I was thinking a lot yesterday afternoon about church. Questions about “Why we gather?” and “What is our role in the world?” started flooding my mind. I guess my view of the church and the church service is evolving…

Yesterday, hundreds of millions of Christians around the world gathered together to worship Jesus. Each gathering, as its own mosaic of people, will meet at its own place and time. I’ve found that I’ve been emphasizing a great deal on going to church to give… our talents, gifts, resources, time, etc. And although those things are true, I think I’ve missed the point of what the church service is really about. I have reconsidered that and how hold the opinion that we should go to church, not to give, but to get.

This seems so contrary to what is being emphasized today. Go to church to get? Don’t go to give? Doesn’t that buy into the consumer mentality we despise?

The truth is, if we have the slightest idea in our heads that we are going to a corporate worship service because we have something to offer God, we are mistaken. He isn’t served like that, as though He needed anything, since He’s the one who gives everything to everybody. Acts 17:25 says, ” And he is not served by human hands, as if he needed anything. Rather, he himself gives everyone life and breath and everything else.”

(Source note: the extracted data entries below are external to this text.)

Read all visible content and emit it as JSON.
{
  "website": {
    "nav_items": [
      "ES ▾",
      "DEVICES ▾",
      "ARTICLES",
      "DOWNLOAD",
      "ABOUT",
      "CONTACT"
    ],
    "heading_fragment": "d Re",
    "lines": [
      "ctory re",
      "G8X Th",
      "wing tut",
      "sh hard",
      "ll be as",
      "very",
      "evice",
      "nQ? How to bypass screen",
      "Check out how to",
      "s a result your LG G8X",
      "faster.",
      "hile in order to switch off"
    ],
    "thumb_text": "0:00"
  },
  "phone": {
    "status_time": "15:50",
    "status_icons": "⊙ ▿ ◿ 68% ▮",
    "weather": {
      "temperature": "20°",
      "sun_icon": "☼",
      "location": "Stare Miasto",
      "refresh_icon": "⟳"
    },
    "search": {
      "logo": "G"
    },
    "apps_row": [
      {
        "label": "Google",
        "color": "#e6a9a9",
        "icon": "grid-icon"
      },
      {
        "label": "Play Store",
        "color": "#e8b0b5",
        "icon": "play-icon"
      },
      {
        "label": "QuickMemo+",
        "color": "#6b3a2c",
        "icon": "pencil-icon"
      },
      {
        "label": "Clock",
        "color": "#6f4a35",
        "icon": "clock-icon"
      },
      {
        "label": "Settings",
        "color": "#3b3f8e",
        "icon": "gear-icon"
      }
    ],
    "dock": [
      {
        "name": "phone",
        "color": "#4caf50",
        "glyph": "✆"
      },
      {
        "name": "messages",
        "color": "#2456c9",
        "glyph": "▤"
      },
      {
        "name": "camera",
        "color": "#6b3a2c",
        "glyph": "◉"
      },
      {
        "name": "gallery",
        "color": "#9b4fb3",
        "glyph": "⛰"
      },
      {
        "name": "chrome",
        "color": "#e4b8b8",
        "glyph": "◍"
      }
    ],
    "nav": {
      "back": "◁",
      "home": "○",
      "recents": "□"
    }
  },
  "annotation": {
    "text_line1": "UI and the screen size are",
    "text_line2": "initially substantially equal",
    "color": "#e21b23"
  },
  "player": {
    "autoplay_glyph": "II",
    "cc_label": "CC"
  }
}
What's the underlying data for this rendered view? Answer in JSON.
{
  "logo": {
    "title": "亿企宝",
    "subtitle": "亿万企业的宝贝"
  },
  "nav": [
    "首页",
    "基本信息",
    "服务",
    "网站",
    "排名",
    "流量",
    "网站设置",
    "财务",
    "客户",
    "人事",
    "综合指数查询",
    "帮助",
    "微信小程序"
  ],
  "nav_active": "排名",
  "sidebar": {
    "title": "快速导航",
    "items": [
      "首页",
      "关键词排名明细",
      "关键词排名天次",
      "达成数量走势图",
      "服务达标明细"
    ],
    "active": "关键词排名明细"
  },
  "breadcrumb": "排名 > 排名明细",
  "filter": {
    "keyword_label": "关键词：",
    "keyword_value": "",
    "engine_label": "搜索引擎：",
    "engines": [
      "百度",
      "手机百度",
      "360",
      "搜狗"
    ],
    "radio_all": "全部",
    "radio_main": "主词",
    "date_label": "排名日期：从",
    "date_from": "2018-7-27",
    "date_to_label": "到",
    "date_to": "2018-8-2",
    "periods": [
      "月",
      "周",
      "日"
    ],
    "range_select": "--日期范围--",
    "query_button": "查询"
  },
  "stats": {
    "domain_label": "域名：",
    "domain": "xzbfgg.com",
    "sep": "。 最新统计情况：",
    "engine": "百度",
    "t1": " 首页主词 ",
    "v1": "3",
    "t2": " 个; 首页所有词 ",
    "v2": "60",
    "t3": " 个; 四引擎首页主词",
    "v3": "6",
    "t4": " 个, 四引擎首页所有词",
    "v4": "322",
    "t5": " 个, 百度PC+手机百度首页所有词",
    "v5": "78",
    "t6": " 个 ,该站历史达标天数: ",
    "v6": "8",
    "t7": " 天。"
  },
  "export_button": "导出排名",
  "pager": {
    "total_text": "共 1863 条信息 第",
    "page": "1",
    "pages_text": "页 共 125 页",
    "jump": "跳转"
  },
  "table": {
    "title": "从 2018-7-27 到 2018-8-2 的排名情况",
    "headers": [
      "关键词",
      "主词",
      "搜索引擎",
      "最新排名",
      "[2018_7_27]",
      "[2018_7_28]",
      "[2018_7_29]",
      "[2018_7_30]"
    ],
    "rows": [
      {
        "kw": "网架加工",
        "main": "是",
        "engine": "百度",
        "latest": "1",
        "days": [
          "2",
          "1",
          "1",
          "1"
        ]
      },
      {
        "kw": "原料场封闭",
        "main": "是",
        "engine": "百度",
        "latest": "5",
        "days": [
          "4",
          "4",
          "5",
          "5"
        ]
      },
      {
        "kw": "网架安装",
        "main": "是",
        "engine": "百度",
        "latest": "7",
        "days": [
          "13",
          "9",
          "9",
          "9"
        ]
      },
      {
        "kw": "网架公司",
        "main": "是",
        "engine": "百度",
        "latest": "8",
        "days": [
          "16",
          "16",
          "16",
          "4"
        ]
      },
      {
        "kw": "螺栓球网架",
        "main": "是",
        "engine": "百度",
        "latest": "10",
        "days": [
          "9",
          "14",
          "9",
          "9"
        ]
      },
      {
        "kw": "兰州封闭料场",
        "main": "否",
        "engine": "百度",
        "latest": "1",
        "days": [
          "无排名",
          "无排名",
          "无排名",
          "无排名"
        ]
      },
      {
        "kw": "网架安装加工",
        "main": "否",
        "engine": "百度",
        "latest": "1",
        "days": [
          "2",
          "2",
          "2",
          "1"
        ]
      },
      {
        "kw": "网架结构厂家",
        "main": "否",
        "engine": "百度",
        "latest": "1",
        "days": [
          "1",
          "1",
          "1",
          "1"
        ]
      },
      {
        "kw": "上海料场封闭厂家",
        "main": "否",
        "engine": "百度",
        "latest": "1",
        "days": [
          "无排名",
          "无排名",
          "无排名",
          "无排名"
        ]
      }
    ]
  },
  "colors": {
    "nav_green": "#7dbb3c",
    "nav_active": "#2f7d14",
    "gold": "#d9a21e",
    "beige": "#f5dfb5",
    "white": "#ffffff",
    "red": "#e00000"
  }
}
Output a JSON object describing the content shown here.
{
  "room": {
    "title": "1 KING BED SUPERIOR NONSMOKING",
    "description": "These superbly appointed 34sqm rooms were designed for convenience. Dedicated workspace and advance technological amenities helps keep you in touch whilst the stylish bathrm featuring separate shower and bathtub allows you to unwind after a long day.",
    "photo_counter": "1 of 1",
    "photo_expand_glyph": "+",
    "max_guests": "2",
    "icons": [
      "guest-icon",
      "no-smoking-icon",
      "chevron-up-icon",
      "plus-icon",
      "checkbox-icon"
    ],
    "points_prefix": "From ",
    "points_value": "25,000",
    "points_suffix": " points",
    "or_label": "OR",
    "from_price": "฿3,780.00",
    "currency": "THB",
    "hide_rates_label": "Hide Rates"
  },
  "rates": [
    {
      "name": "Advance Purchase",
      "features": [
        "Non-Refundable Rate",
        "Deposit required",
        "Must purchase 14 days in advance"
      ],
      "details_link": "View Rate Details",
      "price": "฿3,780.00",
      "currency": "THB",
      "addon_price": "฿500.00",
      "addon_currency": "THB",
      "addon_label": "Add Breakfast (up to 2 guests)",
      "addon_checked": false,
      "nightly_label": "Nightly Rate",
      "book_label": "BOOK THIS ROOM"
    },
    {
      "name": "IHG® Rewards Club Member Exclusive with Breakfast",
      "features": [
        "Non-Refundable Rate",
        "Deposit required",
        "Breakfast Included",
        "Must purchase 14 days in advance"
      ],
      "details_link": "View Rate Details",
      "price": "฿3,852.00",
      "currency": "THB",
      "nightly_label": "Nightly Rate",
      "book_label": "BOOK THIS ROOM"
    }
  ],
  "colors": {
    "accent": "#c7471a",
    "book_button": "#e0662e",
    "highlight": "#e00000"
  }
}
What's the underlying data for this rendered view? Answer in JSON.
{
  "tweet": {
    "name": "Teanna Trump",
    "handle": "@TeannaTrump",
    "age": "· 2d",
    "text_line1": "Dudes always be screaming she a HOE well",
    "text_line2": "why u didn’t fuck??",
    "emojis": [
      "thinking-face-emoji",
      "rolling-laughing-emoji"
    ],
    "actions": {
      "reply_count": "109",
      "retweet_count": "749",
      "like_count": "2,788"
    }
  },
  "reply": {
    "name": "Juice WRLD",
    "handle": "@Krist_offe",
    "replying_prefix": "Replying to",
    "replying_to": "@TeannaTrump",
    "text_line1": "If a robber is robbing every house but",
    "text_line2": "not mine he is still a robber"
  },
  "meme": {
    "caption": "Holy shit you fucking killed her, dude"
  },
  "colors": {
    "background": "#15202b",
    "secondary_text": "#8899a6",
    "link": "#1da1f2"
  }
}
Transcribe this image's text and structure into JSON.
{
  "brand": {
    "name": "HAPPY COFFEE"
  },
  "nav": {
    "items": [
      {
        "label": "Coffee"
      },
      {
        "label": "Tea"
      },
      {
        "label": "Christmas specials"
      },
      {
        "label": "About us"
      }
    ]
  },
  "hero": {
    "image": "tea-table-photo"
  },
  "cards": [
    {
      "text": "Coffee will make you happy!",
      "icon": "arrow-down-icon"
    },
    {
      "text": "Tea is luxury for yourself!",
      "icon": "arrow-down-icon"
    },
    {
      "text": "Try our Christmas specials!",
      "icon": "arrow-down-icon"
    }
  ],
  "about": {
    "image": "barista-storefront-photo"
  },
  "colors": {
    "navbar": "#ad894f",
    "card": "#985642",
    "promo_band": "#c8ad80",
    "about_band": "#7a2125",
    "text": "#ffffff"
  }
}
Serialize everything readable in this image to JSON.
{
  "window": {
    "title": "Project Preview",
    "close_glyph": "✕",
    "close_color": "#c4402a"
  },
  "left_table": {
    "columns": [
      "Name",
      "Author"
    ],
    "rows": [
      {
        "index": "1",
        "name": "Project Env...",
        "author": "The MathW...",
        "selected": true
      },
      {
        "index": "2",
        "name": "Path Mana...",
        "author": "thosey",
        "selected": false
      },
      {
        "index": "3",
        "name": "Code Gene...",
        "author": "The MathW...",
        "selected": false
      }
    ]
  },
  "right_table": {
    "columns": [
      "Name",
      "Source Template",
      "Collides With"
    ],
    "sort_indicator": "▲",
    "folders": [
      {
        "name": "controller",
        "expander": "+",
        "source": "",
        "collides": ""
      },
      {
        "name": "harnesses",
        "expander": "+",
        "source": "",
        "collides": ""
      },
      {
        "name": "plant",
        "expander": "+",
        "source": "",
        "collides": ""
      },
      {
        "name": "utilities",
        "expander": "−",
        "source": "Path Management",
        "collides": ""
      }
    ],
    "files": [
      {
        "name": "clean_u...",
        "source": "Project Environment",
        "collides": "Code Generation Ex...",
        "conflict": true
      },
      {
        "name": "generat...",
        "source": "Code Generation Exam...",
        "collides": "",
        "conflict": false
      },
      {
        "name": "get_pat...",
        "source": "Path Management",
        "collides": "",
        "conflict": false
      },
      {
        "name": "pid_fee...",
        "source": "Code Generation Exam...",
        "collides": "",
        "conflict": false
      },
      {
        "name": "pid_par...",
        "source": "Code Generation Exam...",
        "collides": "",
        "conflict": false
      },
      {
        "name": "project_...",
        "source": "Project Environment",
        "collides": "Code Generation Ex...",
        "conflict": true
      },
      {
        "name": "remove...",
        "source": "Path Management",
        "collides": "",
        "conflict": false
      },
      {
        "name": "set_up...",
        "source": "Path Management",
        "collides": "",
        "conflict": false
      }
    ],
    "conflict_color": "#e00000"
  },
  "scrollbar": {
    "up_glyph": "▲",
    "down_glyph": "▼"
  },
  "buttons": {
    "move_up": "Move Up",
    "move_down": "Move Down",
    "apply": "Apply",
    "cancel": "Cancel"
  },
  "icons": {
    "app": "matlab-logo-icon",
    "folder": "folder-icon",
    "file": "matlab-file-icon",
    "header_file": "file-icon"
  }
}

On top of that God doesn’t need your stuff. Psalm 50:9–12 says, “I have no need of a bull from your stall or of goats from your pens, for every animal of the forest is mine, and the cattle on a thousand hills. I know every bird in the mountains, and the insects in the fields are mine. If I were hungry I would not tell you, for the world is mine, and all that is in it.”

He doesn’t even need our voices either. Luke 19:40 says, ““I tell you,” he replied, “if they keep quiet, the stones will cry out.”

The worship of God is not about what you can bring to Him. It actually starts with what you can’t.

Our hearts are ushered into true worship by the honest confession that, in ourselves, we’re empty. We are empty of anything that could coax God’s favour. We are empty of anything that could contribute to His boundless sufficiency. God has no lack for which we must fill. And we have no service for which God depends.

We come empty to the corporate worship gathering. We come knowing the truth that there’s nothing in this world that can eternally satisfy our souls. We come hungry, and therefore, we come not to give, but get.

We come to get God. He is the one we need — which is different from consumerism. A hungry, dying man is not the same as a weekend mall shopper. The hungry person focuses on what he needs, not the particularities of his own demands. The hungry person submits his reason to God’s Word, not the assumption he knows what is best for his soul. The hungry person brings a passion rooted in his humanity, not the appetite for what’s popular.

If we come not to give, but get, it means we surrender our lives to God’s fullness. It means the focus of the event is not us, but the Object of our longing. Sunday worship is about God. We come for more of Him, that we might see His glory, celebrate his character, proclaim His victory, and find healing in His love. When we come not to give, but get, God is central. God is glorified.

Of course, coming to church to give and serve are still good things. But those things come out of the most important thing, that is finding our satisfaction in Christ! May God give us a fresh revelation of Christ so as we gather together we can discover again what God has for us in Christ. And out of that revelation, may we respond with sacrifice and service to glorify Him.